Когда женщины в лагере сказали, что папайя – фрукт, который пахнет фекалиями и абсолютно бесполезен, я только головой покачала. Я не могла поверить, что фрукты могут дурно пахнуть. Должно быть, их позабавило мое выражение лица, поэтому Сунре сунула ломтик мне в рот и предложила попробовать.

Папайя еще не успела попасть мне в рот, а я уже сморщилась и зажала нос. Ужасный запах, словно развернутый использованный подгузник! Сунре расхохоталась.

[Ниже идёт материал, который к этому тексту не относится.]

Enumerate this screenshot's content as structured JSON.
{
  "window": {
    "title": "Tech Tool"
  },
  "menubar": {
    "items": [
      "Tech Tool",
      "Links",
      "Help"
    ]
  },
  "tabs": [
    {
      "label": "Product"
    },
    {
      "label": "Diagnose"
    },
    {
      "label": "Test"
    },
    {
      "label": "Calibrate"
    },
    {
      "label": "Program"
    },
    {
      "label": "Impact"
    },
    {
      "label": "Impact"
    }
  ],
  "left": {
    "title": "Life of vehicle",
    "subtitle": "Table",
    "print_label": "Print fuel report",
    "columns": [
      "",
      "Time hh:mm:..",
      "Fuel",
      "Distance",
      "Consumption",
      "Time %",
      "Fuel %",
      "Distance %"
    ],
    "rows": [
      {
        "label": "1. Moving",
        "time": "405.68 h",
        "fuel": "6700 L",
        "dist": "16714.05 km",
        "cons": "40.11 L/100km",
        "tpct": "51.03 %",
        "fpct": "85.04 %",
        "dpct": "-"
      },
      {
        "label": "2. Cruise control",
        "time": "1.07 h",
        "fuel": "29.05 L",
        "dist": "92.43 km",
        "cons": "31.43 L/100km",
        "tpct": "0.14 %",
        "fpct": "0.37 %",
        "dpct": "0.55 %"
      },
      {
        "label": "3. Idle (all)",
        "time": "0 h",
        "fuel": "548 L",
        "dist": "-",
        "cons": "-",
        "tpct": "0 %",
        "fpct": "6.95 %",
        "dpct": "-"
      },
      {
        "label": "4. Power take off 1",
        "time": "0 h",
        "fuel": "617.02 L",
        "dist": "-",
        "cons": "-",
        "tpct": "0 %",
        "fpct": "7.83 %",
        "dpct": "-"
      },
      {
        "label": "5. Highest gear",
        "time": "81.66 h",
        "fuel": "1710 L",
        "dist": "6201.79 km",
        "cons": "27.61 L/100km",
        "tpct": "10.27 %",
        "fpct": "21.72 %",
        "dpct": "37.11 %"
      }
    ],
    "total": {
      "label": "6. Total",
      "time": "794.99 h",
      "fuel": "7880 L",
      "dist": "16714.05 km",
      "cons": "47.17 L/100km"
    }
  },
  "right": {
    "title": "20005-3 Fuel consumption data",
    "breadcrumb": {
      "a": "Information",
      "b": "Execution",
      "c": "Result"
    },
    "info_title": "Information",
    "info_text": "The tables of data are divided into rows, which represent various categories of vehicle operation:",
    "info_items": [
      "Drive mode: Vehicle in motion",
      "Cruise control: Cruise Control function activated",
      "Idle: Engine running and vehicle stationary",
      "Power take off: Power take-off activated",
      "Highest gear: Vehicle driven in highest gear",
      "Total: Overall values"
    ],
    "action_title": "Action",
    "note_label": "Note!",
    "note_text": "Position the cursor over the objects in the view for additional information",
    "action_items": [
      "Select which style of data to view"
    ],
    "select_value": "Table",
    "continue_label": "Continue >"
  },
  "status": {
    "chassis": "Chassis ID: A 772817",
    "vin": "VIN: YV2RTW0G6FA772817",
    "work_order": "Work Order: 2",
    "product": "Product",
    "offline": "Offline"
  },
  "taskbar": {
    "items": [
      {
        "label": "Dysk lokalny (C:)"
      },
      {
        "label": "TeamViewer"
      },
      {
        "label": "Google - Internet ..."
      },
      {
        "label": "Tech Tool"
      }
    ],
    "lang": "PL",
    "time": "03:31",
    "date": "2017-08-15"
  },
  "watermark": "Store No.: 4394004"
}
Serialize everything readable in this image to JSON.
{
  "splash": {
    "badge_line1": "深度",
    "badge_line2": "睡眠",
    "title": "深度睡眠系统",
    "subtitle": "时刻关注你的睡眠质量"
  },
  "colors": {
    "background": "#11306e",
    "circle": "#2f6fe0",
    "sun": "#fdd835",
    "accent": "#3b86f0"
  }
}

Дерево папайи само хорошо росло, безо всяких усилий. Все, что ему было нужно, это дождь каждые три-четыре дня и палящее островное солнце. Даже без особого ухода дерево приносило много плодов, как плодовитая женщина. Мне оно нравилось.

Когда у детей в лагере бывал свободный день, они спорили, кто первым заберется на дерево папайи. Когда мальчик, выигравший пари, начинал взбираться на дерево, тонкий ствол качался, как будто вот-вот сломается. Дети так кричали, что уши сворачивались в трубочку. А они будто наслаждались этим сомнительным тревожным удовольствием. Иногда дерево папайи надламывалось под тяжестью ребенка. Тогда дети поднимали шум, вопя и хлопая в ладоши. Примерно в это время из кухни выбегали женщины и кричали на них.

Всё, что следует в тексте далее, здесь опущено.